“
Animals are a window to your soul and a doorway to your spiritual destiny. If you let them into your life and allow them to teach you, you will be better for it.” ~Kim Shotola
When I wrote about my little special needs guru, Bear, it was in memoriam with great sadness. When he left, I took solace in my two remaining companions. As I sit and write this, my little girl Boo has decided her work is done. It feels unbearably painful to say “good-bye” but the inevitable has filled my mind with the “how’s” and “why’s” of it all, in order to bring perspective to my watery state.
I believe it happens by the grace of God that the loves of our lives show up in our world. They arrive with a soul purpose that our own souls don’t often understand until the days come when they leave us behind. My loves have mostly had four legs and a tail, though a few had two legs and wings. Each one brought me an understanding of my deficits with zero judgment but also introduced me to my ability to grow into my capacity to love with no conditions. Looking at Boo, in her frail, failing body at age eighteen, the memories flood my mind. They bring happiness and a deep sense of gratitude as my understanding of her soul’s purpose becomes very clear.
Her joyful presence was always undeniable. She rang a bell to go outside. She chased her tail with fun-loving abandon and often tossed kibble, then fetched it to entertain herself. Sometimes, she would ring the bell and when I got up to let her go outside, she would run to the table and keenly stare until I realized she was training me to give her something she really wanted on that table. Usually, it was watermelon, arugula, or pizza crust which was a rare treat. She also had a passion for blueberries that was unmatched. She loved being on my massage table for energy work, rounding her back slightly to show me she wanted to be picked up and treated. She walked at my heels in her pretty, light pink, flowery fleecy and was my little ten-pound side-kick through life’s travails. She attended my remote teaching classes. She sat and meditated with me. She monitored the younger pup’s behavior, often looking at me with older wisdom as she watched their mischievous antics. She listened and made eye contact as if part human, her energy always steady with a joy that never dimmed.

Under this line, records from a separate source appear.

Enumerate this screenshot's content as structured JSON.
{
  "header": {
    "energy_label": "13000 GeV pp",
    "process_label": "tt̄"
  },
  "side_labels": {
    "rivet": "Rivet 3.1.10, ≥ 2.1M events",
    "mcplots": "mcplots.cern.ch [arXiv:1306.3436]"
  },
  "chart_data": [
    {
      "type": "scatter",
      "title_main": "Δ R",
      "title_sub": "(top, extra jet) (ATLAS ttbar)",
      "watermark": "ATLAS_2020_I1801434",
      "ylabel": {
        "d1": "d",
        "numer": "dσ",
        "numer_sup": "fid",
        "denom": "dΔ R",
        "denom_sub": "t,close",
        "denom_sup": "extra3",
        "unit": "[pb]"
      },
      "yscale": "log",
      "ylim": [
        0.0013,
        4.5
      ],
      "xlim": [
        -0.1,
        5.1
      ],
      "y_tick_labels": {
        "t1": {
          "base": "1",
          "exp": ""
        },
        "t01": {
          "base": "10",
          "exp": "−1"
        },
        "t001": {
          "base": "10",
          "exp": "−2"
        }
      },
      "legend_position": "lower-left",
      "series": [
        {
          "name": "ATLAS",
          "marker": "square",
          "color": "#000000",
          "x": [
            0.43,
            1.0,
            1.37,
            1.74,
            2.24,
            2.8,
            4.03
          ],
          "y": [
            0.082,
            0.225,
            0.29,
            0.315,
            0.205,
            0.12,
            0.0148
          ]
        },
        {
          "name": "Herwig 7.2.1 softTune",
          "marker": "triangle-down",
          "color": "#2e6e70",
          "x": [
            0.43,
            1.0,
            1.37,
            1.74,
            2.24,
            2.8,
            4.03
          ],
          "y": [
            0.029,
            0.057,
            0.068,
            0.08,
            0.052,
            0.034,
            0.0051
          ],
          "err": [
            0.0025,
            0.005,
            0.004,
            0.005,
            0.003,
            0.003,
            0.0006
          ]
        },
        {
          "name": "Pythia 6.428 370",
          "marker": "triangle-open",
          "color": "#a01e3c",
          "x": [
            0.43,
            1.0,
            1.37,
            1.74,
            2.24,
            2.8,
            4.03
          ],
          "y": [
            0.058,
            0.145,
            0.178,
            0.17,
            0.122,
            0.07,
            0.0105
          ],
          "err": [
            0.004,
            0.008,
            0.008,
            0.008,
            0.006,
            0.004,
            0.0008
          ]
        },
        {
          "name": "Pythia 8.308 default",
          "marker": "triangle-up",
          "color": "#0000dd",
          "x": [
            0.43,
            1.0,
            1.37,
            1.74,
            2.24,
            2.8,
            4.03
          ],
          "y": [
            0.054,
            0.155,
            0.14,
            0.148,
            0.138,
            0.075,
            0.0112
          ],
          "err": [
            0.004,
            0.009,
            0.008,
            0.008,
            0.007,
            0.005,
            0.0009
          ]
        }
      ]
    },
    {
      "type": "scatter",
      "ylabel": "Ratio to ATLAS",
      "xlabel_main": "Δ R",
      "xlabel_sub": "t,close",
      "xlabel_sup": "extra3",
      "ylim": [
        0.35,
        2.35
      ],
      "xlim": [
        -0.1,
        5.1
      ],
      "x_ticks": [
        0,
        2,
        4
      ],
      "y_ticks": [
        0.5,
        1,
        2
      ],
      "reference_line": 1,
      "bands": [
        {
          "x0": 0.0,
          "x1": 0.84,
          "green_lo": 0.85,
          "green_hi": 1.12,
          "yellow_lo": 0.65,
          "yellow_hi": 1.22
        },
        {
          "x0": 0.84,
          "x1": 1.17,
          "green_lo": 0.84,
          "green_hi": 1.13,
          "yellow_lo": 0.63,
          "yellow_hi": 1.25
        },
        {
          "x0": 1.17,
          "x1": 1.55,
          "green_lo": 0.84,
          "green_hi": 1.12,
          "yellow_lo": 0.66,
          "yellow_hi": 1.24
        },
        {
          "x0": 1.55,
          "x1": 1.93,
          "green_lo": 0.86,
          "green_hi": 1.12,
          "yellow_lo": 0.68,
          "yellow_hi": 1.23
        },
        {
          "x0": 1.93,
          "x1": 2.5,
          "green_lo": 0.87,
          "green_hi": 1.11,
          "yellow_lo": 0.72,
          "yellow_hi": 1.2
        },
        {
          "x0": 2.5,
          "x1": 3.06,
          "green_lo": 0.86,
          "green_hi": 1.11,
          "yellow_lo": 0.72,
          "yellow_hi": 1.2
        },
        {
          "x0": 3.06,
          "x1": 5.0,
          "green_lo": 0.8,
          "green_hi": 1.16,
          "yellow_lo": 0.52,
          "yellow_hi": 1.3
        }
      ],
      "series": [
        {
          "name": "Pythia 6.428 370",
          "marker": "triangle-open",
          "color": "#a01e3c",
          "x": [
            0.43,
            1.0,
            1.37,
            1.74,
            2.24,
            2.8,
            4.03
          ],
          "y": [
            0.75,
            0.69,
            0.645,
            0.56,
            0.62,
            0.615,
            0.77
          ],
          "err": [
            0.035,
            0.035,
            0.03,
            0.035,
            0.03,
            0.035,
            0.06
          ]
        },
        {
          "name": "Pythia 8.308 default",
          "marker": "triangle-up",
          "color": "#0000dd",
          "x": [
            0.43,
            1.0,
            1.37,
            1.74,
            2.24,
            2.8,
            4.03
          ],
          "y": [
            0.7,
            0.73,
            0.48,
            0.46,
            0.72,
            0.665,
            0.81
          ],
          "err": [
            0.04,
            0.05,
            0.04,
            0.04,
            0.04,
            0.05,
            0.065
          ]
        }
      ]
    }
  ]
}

Over her lifetime, a lumpectomy, two mastectomies, and a fourth cancer scare resulting in another surgery did not dim her light. At age fifteen, a bleeding tumor on her spleen resulting in an emergency splenectomy with a likely hemangiosarcoma cancer diagnosis, did not flatten her spirit. The vet’s office staff called her the “miracle dog” when her biopsies came back benign this time around. Through it all, she bounced back and never missed a chance to live and love brightly. Of course, I was a crying mess as I vigilantly waited for outcomes and administered her care.
But over time, her spirit changed me. I felt myself recover faster from my anxious preoccupations, becoming brave and tapping into my healing abilities. I channeled my energy better, whispering her joyful life story to her during her recoveries, and prayerfully laying hands on her as she healed back to normal. Her soul’s purpose was to bring me to a sense of my own self-efficacy as I traveled her journey of suffering, while showing no apparent permanent scars to her spirit.
I marvel at the grace and beauty of this tiny creature’s ability to carry such a huge soul purpose! In contrast, I, as a human, was often emotionally hijacked by fear, grief, and worry, barely rising to my own potential until her gentle guidance would consistently nudge my soul. It seems the animals that cross our paths are spiritual teachers in disguise. They carry a soul wisdom that is meant to love, comfort, and make space for us to grow into our own soul’s wisdom.
So, here we are. This love of my life in end stage kidney disease has completed her mission. She came in knowing I needed her more than she needed me and she’s confident now that I’m ready and the lessons have been internalized. I wish you all your own Boo that comes into your life to nudge your soul in the most unexpected ways with grace and a joyous spirit no matter what. Thank you, Boo Boo. Until we see you again, Bella and I will carry on but miss you immeasurably.